After almost a decade of unprecedented growth, Britain's National Health Service faces one of the biggest challenges in its 60-year existence.
Since 2000, the NHS has seen waiting times fall, new services introduced, outcomes improve and distinct - if unspectacular - improvements in patient satisfaction. This has come at a time when spending has doubled in real terms on a health care system that is largely tax-funded, and generally free at the point of use.
This massive spending increase followed a deliberate decision to try to get the UK's expenditure on health up to the European average after a long period of underinvestment.
That has more or less been achieved.
But the UK's ballooning public debt in the wake of the financial crisis and subsequent recession means the service is set to face a period of marked austerity lasting some years, as spending is cut to help reduce debt.
The two main political parties - both the Labour government and the Conservative opposition - are promising that the service will be protected, at least up to a point, from the big public spending cuts to come.
But that is unlikely to mean much more than expenditure being held constant in real terms - after allowing for inflation - when, over its 60-year history, it has risen on average by something over 3 per cent a year.
Given an ageing population, the cost of medical advances and rising patient expectations, all of which are unlikely to be diluted by a spending squeeze, this will still feel like a severe cut, as the service will expected to do more for some years to come, with broadly the same amount of money.
David Nicholson, the NHS chief executive for England, has said the service looks likely to have to find £15bn to £20bn ($24bn to $32bn) of savings over the coming years, within a budget of about £100bn, to meet these changing demands. That amounts to the most sustained squeeze on NHS expenditure in its history.
To date, however, health service analysts have found it far easier to define the problem than prescribe solutions.
That does not mean there is a shortage of potential answers.
A very short-term one will undoubtedly include a pay freeze, or something close to it, that will apply across the public sector and include NHS staff.
But such expedients barely dent a problem that will require far-reaching changes in the way that services are delivered.
There are - and have been for years - huge quantities of data that show that, just as in any other health system, there are widespread variations in performance and the use of resources between hospitals and among Britain's family doctor practices.
In theory, improving the lowest performers in these league tables to the level merely of the average would produce big improvements in productivity that would help plug the potential funding gap.

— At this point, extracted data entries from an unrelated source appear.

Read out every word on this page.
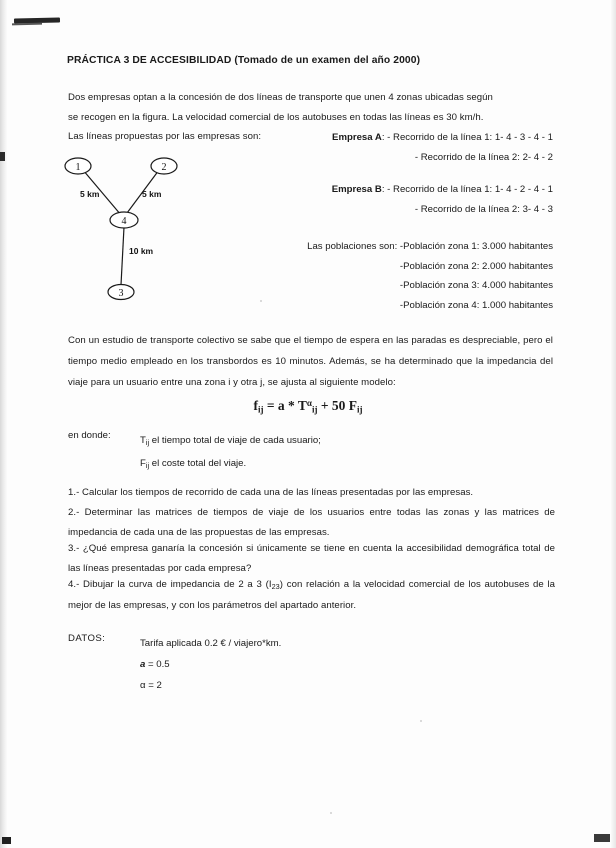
PRÁCTICA 3 DE ACCESIBILIDAD (Tomado de un examen del año 2000)
Dos empresas optan a la concesión de dos líneas de transporte que unen 4 zonas ubicadas según
se recogen en la figura. La velocidad comercial de los autobuses en todas las líneas es 30 km/h.
Las líneas propuestas por las empresas son:	Empresa A: - Recorrido de la línea 1: 1- 4 - 3 - 4 - 1
- Recorrido de la línea 2: 2- 4 - 2
Empresa B: - Recorrido de la línea 1: 1- 4 - 2 - 4 - 1
- Recorrido de la línea 2: 3- 4 - 3
Las poblaciones son: -Población zona 1: 3.000 habitantes
-Población zona 2: 2.000 habitantes
-Población zona 3: 4.000 habitantes
-Población zona 4: 1.000 habitantes
1	2
4
3
5 km	5 km
10 km
Con un estudio de transporte colectivo se sabe que el tiempo de espera en las paradas es despreciable, pero el tiempo medio empleado en los transbordos es 10 minutos. Además, se ha determinado que la impedancia del viaje para un usuario entre una zona i y otra j, se ajusta al siguiente modelo:
$f_{ij} = a * T^\alpha_{ij} + 50$ $F_{ij}$
en donde:	Tij el tiempo total de viaje de cada usuario;
Fij el coste total del viaje.
1.- Calcular los tiempos de recorrido de cada una de las líneas presentadas por las empresas.
2.- Determinar las matrices de tiempos de viaje de los usuarios entre todas las zonas y las matrices de impedancia de cada una de las propuestas de las empresas.
3.- ¿Qué empresa ganaría la concesión si únicamente se tiene en cuenta la accesibilidad demográfica total de las líneas presentadas por cada empresa?
4.- Dibujar la curva de impedancia de 2 a 3 (I23) con relación a la velocidad comercial de los autobuses de la mejor de las empresas, y con los parámetros del apartado anterior.
DATOS:	Tarifa aplicada 0.2 € / viajero*km.
a = 0.5
α = 2
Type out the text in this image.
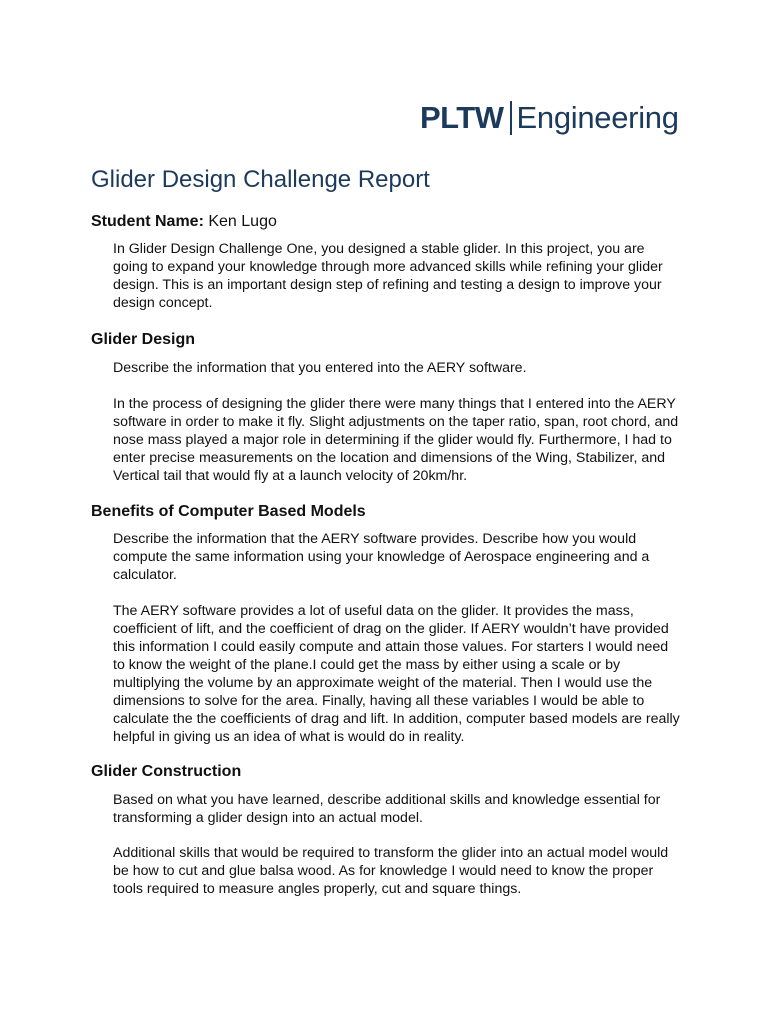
PLTW Engineering
Glider Design Challenge Report
Student Name: Ken Lugo

In Glider Design Challenge One, you designed a stable glider. In this project, you are going to expand your knowledge through more advanced skills while refining your glider design. This is an important design step of refining and testing a design to improve your design concept.

Glider Design

Describe the information that you entered into the AERY software.

In the process of designing the glider there were many things that I entered into the AERY software in order to make it fly. Slight adjustments on the taper ratio, span, root chord, and nose mass played a major role in determining if the glider would fly. Furthermore, I had to enter precise measurements on the location and dimensions of the Wing, Stabilizer, and Vertical tail that would fly at a launch velocity of 20km/hr.

Benefits of Computer Based Models

Describe the information that the AERY software provides. Describe how you would compute the same information using your knowledge of Aerospace engineering and a calculator.

The AERY software provides a lot of useful data on the glider. It provides the mass, coefficient of lift, and the coefficient of drag on the glider. If AERY wouldn’t have provided this information I could easily compute and attain those values. For starters I would need to know the weight of the plane.I could get the mass by either using a scale or by multiplying the volume by an approximate weight of the material. Then I would use the dimensions to solve for the area. Finally, having all these variables I would be able to calculate the the coefficients of drag and lift. In addition, computer based models are really helpful in giving us an idea of what is would do in reality.

Glider Construction

Based on what you have learned, describe additional skills and knowledge essential for transforming a glider design into an actual model.

Additional skills that would be required to transform the glider into an actual model would be how to cut and glue balsa wood. As for knowledge I would need to know the proper tools required to measure angles properly, cut and square things.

Better use of drugs, more efficient back-office services and disposing of unneeded hospital estate could all contribute.
Much will also ride on the current drive to raise the quality of care.
In some parts of the NHS, at least, there is good evidence that higher quality produces lower unit costs.
Avoiding errors and organising services for the fastest possible throughput of those in hospital reduces length of stay, improves outcomes and reduces the need for unnecessary admissions and treatment later.
Providing cancer chemotherapy at home, rather than in hospital, has been shown to cut costs and improve patient satisfaction.
Better prevention and early intervention outside hospital can cut costly admissions. And so on.
Matthew Swindells is a former NHS manager and health department civil servant, who is now managing director for health for Tribal, a private sector consultancy and service provider to the NHS.
He says that knowledge of all these things that could produce a big improvement in performance already exists. "Either within the NHS or internationally, someone is already applying the approaches the NHS needs to adopt universally," he says.
The big question is whether the service can make changes fast enough across the board, particularly given that it operates in an environment where almost any alteration in the way services are delivered is politically controversial.
Previous squeezes on spending - which have been less severe and protracted than the one likely in a year's time - have led to fiercely-debated questions over whether the UK model of a minimal charges and tax funding is sustainable. To date, the answer has been yes.
But as the NHS Confederation, which represents the commissioners and providers of services noted this summer, the answer may not be the same this time round if the service fails to deliver productivity improvements.